Kongsberg Ferrotech’s family of robots performs in-situ inspection, maintenance and repair of subsea assets. “Our robots conduct these operations in a completely new way, with less risk, in less time and with fewer resources,” says Christopher Carlsen, CEO of Kongsberg Ferrotech.
Subsea conditions wreak havoc on underwater assets. Offshore wind turbines are exposed to marine growth, coating damage, material fatigue and corrosion in the splash zone. The same is true for subsea power cables and pipelines.
“Inspection, maintenance and repair of such assets is costly, time-consuming and dangerous,” says Carlsen.
“This is a major problem. In order for offshore wind to become competitive, we must find more intelligent ways to inspect and repair these assets,” he adds.

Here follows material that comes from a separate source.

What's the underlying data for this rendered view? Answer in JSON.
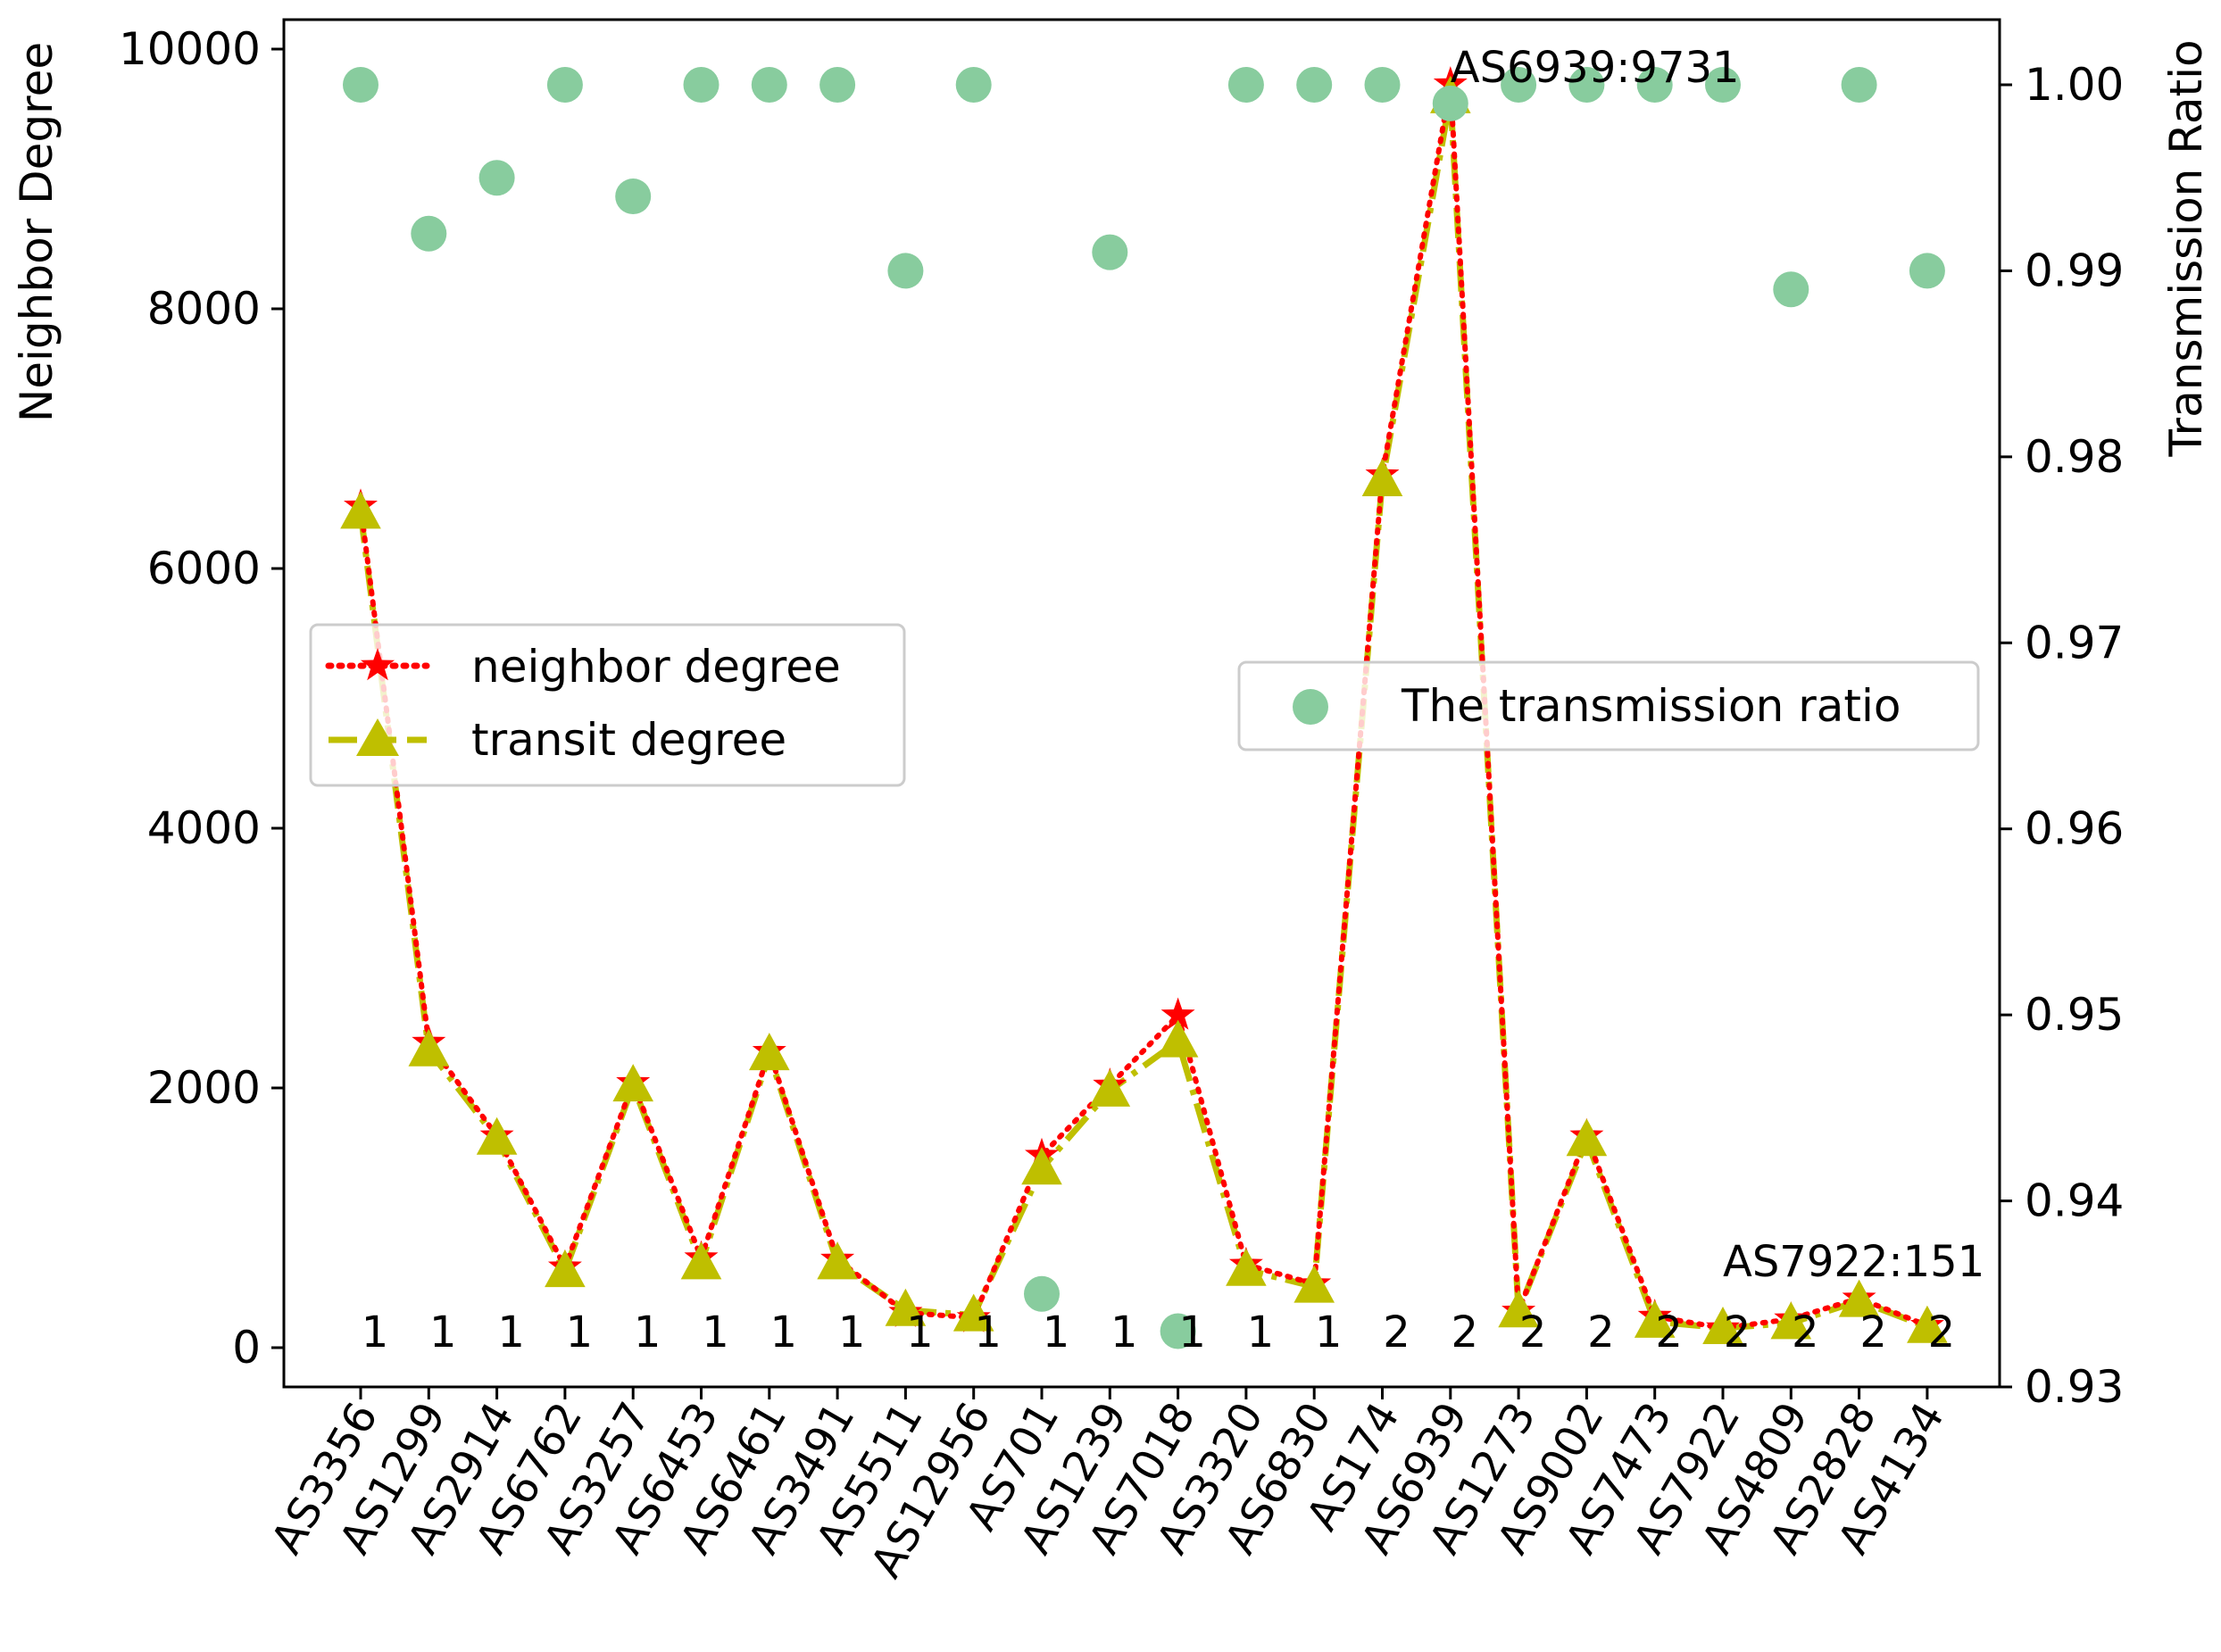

Kongsberg Ferrotech provides robotic services for subsea assets in demanding ocean spaces. The robots perform in-situ inspection, maintenance and repair (IMR) of underwater installations.
“We bring the workshop to the damage, not the damage to the workshop,” says Carlsen.
Designed for underwater habitats, the robots – named Oktapous, Nautilus and Exoskeleton – are equipped with various inspection and repair tools, depending on the customer’s needs.
For inspections, a wide range of methods are available, from visual inspection to non-destructive testing (NDT) technologies. All inspection data is stored in a digital twin tool for future use.
The maintenance function performs regular tasks to avoid shutdowns and detect defects. “We conduct our robotic services in a single operation, which reduces the complexity of the maintenance process compared to today’s underwater interventions,” Carlsen explains.
As for repairs, they are performed in a digitally controlled environment and reinstate structural integrity using technology such as corrosion protection and additive manufacturing.
The robots can perform all tasks at depths down to 1 500 metres.
The robots vastly increase efficiency in IMR operations, leading to major cost and time savings. “For the first time, subsea IMR can be performed without remotely operated vehicles, divers and other vessel-supported equipment,” says Carlsen.
“This reduces costs by 30 to 70 per cent and cuts the intervention time in half,” says Carlsen. It also avoids asset downtime, preventing lost revenue.
With better efficiency comes a substantial reduction in CO₂ emissions from less manufacturing and transport activity. Worker safety gets a boost as well.
“We have removed human labour from the risky underwater environment. Instead, relevant employees participate from their own workspace or use a smartphone and watch in real time while the robot performs the operations.”
Worldwide offshore wind capacity is expected to grow tenfold between 2021 and 2035, driving the demand for subsea IMR in coming years. “There are over 6 000 offshore wind turbines in the world, and with the current predictions for industry growth, we anticipate a massive market for our robots,” says Carlsen.
“We will continue to innovate to make our robots, and thus the offshore wind industry, more competitive,” Carlsen concludes.